Projet de loi modificatif—Deuxième lecture—Ajournement du débat
8 février 2018
L’honorable Sénateur René Cormier :
propose que le projet de loi C-66, Loi établissant une procédure de radiation de certaines condamnations constituant des injustices historiques et apportant des modifications connexes à d’autres lois, soit lu pour la deuxième fois.
— Honorables sénateurs, je sais que la journée avance, mais je me permettrai de livrer ce discours important pour témoigner de ces années d’attente qu’ont vécues les victimes des injustices historiques dont je vais vous parler. C’est avec émotion que je prends la parole en cette Chambre aujourd’hui en tant que parrain du projet de loi C-66, la Loi sur la radiation de condamnations constituant des injustices historiques.
Permettez-moi d’entrée de jeu de citer le romancier français Gilbert Cesbron, dont la pensée exprime avec précision les motivations profondes qui m’ont incité à parrainer ce projet de loi. Gilbert Cesbron a dit ce qui suit, et je cite :
Que ce monde soit absurde, c’est l’affaire des philosophes et des humanistes, mais qu’il soit injuste, c’est notre affaire à tous.
Le projet de loi C-66 a été déposé à l’autre endroit à l’occasion des excuses présentées à la communauté LGBTQ2 par le gouvernement canadien pour des décennies d’oppression et de discrimination systématiques et systémiques cautionnées par l’État. Il a été adopté à l’unanimité à l’autre endroit.
Le projet de loi C-66 vise à corriger une injustice historique de criminalisation d’une activité sexuelle entre adultes consentants de même sexe. Il reconnaît que la criminalisation d’une telle activité peut constituer une injustice historique en raison du fait que, si elle avait lieu aujourd’hui, elle serait incompatible avec la Charte canadienne des droits et libertés.
Par la mise en place d’une telle procédure, ce projet de loi donne à la Commission des libérations conditionnelles du Canada le pouvoir d’exiger la radiation des condamnations qualifiées d'injustes par la destruction et l’élimination permanente de ces dossiers judiciaires dans les dépôts du gouvernement, c’est-à-dire dans toutes les bases de données fédérales. Ainsi, une personne injustement condamnée pour une infraction liée à une activité sexuelle consensuelle entre partenaires de même sexe qui serait légale aujourd’hui sera réputée n’avoir jamais été condamnée pour cette infraction.
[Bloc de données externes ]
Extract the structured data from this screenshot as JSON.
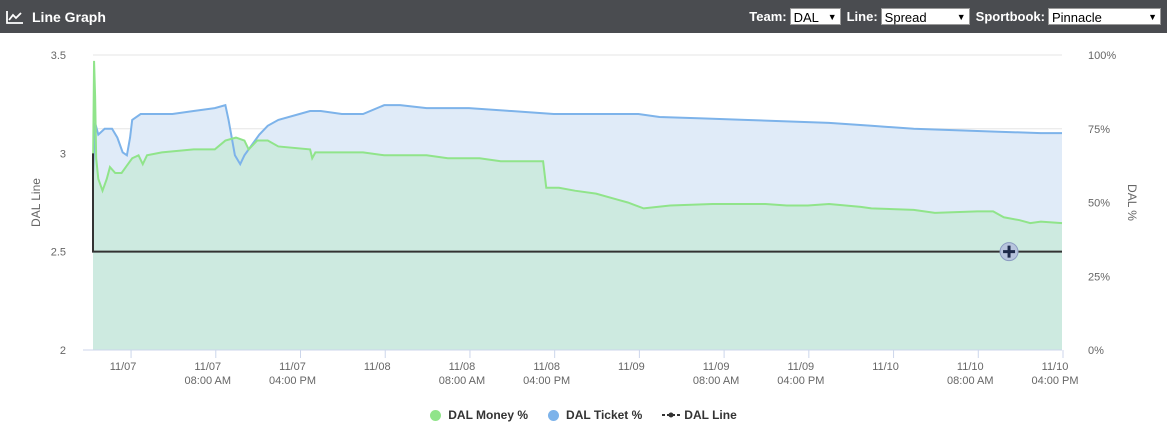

Les Canadiennes et Canadiens visés par cette procédure sont les membres de la communauté LGBTQ2 qui ont été injustement condamnés en vertu des articles du Code criminel ou de la Loi sur la défense nationale touchant les actes de grossière indécence, de sodomie ou de relations sexuelles anales.
Avant d’examiner plus en détail le projet de loi, permettez-moi, chers collègues, de vous présenter un bref contexte historique qui explique les raisons derrière son élaboration.
D’abord, nous devons reconnaître que la discrimination contre la communauté LGBTQ2 s’enracine dans les fondations mêmes des lois canadiennes. Au cours des 150 dernières années, le Parlement du Canada a souvent échoué à accomplir son devoir de protection des minorités sexuelles du pays.
Malgré l’adoption du projet de loi C-150, qui décriminalisait l’homosexualité en 1969 à la suite de la cause d’Everett George Klippert, le dernier Canadien qui a été emprisonné pour homosexualité, la communauté LGBTQ2 a continué d’être la cible d’une discrimination éhontée dans toutes les sphères de la société canadienne.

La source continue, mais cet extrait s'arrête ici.